To find where the function
#y = x/(x^2+1)#
is increasing, we first take the derivative of it:
Use the quotient rule, which states
#d/(dx)[u/v] = (v(du)/(dx) - u(dv)/(dx))/(v^2)#
where
#y'(x) = ((x^2+1)d/(dx)[x] - xd/(dx)[x^2+1])/((x^2+1)^2)#
#y'(x) = (x^2 + 1 - 2x^2)/((x^2+1)^2)#
#color(blue)(y'(x) = (1-x^2)/((x^2+1)^2)#
Setting the numerator equal to #0# gives us that #y'(x) = 0# when #x = +-1# (these are the local extrema of the original function).

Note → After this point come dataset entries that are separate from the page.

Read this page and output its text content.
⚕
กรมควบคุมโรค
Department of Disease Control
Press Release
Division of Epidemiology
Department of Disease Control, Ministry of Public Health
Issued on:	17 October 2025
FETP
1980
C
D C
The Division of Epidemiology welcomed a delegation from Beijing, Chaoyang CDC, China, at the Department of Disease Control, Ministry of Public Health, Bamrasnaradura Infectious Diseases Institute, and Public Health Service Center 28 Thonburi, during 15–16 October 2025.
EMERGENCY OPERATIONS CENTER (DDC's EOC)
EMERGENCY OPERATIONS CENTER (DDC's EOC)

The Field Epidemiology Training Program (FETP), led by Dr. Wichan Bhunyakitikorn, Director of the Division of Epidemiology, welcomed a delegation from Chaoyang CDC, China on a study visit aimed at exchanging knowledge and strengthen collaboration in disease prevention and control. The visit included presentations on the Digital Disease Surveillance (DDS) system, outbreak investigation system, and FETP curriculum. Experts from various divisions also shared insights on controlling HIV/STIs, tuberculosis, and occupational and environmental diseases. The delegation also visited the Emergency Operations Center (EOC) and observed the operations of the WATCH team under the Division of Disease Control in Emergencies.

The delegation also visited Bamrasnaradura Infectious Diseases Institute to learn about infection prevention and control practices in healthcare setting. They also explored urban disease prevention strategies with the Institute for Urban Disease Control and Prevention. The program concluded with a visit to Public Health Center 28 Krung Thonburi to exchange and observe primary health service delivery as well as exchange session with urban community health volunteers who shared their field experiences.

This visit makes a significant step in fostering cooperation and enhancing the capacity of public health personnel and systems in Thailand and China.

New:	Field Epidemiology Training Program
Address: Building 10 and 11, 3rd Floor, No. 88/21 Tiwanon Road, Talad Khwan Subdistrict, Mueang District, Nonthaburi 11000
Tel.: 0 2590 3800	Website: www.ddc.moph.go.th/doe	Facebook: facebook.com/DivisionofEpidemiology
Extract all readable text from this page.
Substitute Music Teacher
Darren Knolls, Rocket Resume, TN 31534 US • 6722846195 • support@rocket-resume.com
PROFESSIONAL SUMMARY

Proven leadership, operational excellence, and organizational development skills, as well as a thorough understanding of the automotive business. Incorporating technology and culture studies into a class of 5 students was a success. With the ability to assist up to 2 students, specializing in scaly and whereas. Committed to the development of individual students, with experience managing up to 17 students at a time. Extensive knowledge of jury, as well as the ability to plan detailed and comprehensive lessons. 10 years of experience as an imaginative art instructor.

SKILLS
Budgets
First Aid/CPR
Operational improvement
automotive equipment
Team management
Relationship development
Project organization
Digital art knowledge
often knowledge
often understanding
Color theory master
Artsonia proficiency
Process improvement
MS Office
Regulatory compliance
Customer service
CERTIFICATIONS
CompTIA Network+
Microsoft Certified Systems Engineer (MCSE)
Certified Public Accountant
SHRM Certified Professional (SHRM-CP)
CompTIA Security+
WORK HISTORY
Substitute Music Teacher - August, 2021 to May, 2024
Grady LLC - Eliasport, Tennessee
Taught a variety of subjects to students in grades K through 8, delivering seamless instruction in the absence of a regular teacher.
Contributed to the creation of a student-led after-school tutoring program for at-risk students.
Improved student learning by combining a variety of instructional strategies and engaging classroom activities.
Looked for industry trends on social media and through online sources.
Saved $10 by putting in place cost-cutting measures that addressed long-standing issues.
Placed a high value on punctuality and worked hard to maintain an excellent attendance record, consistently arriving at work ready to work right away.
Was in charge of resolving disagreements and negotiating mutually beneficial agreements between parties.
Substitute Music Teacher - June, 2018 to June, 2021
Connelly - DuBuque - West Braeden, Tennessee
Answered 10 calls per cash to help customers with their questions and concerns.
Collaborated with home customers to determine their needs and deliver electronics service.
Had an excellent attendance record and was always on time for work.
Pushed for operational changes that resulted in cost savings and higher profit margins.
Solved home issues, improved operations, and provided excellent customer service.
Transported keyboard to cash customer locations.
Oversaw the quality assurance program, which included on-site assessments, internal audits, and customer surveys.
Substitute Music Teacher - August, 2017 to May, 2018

To find where the graph increases, we look at the three intervals we have:
#(-oo, -1)# (before first local extreme)
#(-1, 1)# (in between local extremes)
#(1, oo)# (after second local extreme)
Plug in one #x# value from each of these three intervals to see if the interval yields a positive number or a negative number; A positive number indicates the function is increasing during that interval. I'll choose #-2#, #0#, and #2#:
#y'(-2) = (1-(-2)^2)/(((-2)^2+1)^2) = -3/25# #larr " negative"#
#y'(0) = (1-(0)^2)/(((0)^2+1)^2) = 1# #larr color(green)(" positive"#
#y'(2) = (1-(2)^2)/(((2)^2+1)^2) = -3/25# #larr " negative"#
Thus, the function is increasing only on the interval
#color(red)(ul(x in (-1, 1)#